Endoscopic vaporization of a benign enlarged prostate, using laser.

Indications:

  • Patients on anticoagulation Warfarin needs to be placed on Clexane 7 days prior.
  • Clopidogrel should be down scaled down to Asprin.
  • Prostates up to 120cc.
  • Where conservative management has failed.
  • Patient choice.
  • This allows patients on anti-coagulation therapy to continue their medication with minimal risk of hemorrhage. It also allows a shorter hospital stay.

Why is it done?

  • This procedure is performed when the prostate gland is enlarged to such an extent that medication cannot relieve the urinary symptoms.
  • Symptoms include: a weak stream, nightly urination, frequent urination, inability to urinate, (LUTS) kidney failure due to the weak urination (obstruction), bladder stones, recurrent bladder infections.
  • Medication such as Flomaxtra, Xatral Minipress etc. should always be given as a first resort.
  • Step-up therapy should have been used for prostates larger than 35-50cc with either Duodart, Avodart or Proscar.
  • Prostate cancer first needs to be ruled out by doing a PSA, and when indicated, with a 3T MRI scan of the prostate with an abnormal PSA with a possible prostate biopsy of any suspicious lesions.
  • A TUVP can also be performed to disobstruct a severe prostate cancer, to allow a normal urination process.

How is it done?

    • patients will receive a general anaesthesia, unless contra-indicated.
    • A cystoscopy is performed by placing a camera in the urethra with the help of lignocaine gel.
    • The inside of the bladder is viewed for pathology. If any suspicious lesions are seen, a biopsy will be taken.
    • A vaporization of the prostate is then started and should take 60-120 minutes depending on the size of the prostate.

 

  • Prophylactic antibiotics will be given to prevent any infections.
  • Post– operative antibiotics will be continued for 10 days.
  • No specimen will be obtained due to vaporization, unless PSA was suspicious and a MRI with view to prostate biopsy has excluded a prostate cancer.

What can go wrong?

  • Any anaesthesia has its risks and the anaethiatist will explain this to you.
  • No blood loss is expected.
  • In rare circumstances you may develop fluid overload requiring a High Care Facility admission.
  • You will wake up with a catheter in your urethra and bladder.

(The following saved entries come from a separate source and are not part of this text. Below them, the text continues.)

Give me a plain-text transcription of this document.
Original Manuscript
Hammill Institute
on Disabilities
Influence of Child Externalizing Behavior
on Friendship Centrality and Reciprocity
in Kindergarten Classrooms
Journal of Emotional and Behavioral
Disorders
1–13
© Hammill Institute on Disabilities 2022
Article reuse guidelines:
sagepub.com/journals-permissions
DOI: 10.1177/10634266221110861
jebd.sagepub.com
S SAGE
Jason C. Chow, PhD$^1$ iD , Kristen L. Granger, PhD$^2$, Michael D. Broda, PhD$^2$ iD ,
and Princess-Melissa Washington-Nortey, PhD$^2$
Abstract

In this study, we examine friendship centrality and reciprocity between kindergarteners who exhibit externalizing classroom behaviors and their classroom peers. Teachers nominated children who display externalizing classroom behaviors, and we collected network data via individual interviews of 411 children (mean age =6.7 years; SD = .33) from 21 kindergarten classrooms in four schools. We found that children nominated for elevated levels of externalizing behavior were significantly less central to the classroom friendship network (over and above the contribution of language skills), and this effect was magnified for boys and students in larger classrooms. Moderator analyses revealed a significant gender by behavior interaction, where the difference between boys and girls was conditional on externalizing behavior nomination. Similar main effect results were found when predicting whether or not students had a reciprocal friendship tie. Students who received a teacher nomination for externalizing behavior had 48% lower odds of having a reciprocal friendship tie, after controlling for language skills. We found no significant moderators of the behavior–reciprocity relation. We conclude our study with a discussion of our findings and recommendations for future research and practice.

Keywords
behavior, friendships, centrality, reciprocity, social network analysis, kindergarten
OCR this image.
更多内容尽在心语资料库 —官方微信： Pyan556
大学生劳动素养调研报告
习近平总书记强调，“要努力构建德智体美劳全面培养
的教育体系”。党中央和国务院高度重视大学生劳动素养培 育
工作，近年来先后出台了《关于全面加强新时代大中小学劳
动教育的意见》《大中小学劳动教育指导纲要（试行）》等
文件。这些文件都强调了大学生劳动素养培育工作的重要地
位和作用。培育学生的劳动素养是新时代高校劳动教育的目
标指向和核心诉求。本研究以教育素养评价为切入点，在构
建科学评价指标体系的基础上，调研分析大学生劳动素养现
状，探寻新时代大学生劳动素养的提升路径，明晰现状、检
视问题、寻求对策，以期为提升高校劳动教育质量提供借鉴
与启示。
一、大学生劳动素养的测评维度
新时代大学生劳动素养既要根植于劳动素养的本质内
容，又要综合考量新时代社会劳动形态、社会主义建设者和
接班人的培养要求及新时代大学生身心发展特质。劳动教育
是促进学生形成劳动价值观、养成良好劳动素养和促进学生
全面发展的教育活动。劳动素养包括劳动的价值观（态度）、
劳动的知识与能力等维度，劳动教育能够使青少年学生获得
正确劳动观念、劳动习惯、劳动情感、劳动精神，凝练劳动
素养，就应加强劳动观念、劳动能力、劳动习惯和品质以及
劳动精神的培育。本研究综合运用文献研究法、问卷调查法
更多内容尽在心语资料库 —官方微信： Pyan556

This will remain in the bladder overnight.
  • Lower abdominal discomfort for a few days.
  • NB! Each person is unique and for this reason symptoms vary!

What next?

  • You will spend 1 night in hospital.
  • You will a trial without catheter the next day.
  • You will be discharged as soon as you can completely empty your bladder.
  • You may initially suffer from urge incontinence and dysuria (irritable voiding) and will improve within the next 6 weeks.
  • Allow for 6 weeks for stabilization of symptoms.
  • There may be some blood in your urine. You can remedy this by drinking plenty of fluids until it clears.
  • A ward prescription will be issued on your discharge, for your own collection at any pharmacy.
  • A follow-up appointment will be scheduled for 6 weeks. Remember there is no pathology due to vaporization.
  • Don’t hesitate to ask Jo if you have any queries.
  • DON’T SUFFER IN SILENCE, OR YOU WILL SUFFER ALONE!

Side–effects

  • Retrograde ejaculation in more than 90% of patients. Therefore if you have not completed your family, this procedure is not for you unless absolutely necessary.
  • Infertility as a result of the retrograde ejaculation.
  • Stress incontinence especially in the elderly and the diabetic patients.
  • Patients with Multiple Sclerosis, Strokes and Parkinsons have a higher risk of incontinence and risks should be discussed and accepted prior to surgery.
  • Urethral structuring in 2-3% of patients, requiring intermittent self dilatation.
  • Regrowth of prostate lobes within 3-5 years requiring a second procedure.
  • NB! Each person is unique and for this reason symptoms vary!

Remember

  • You still have a peripheral zone of your prostate and regular PSA reviews are required up to the age of 75. (This could be seen as controversial).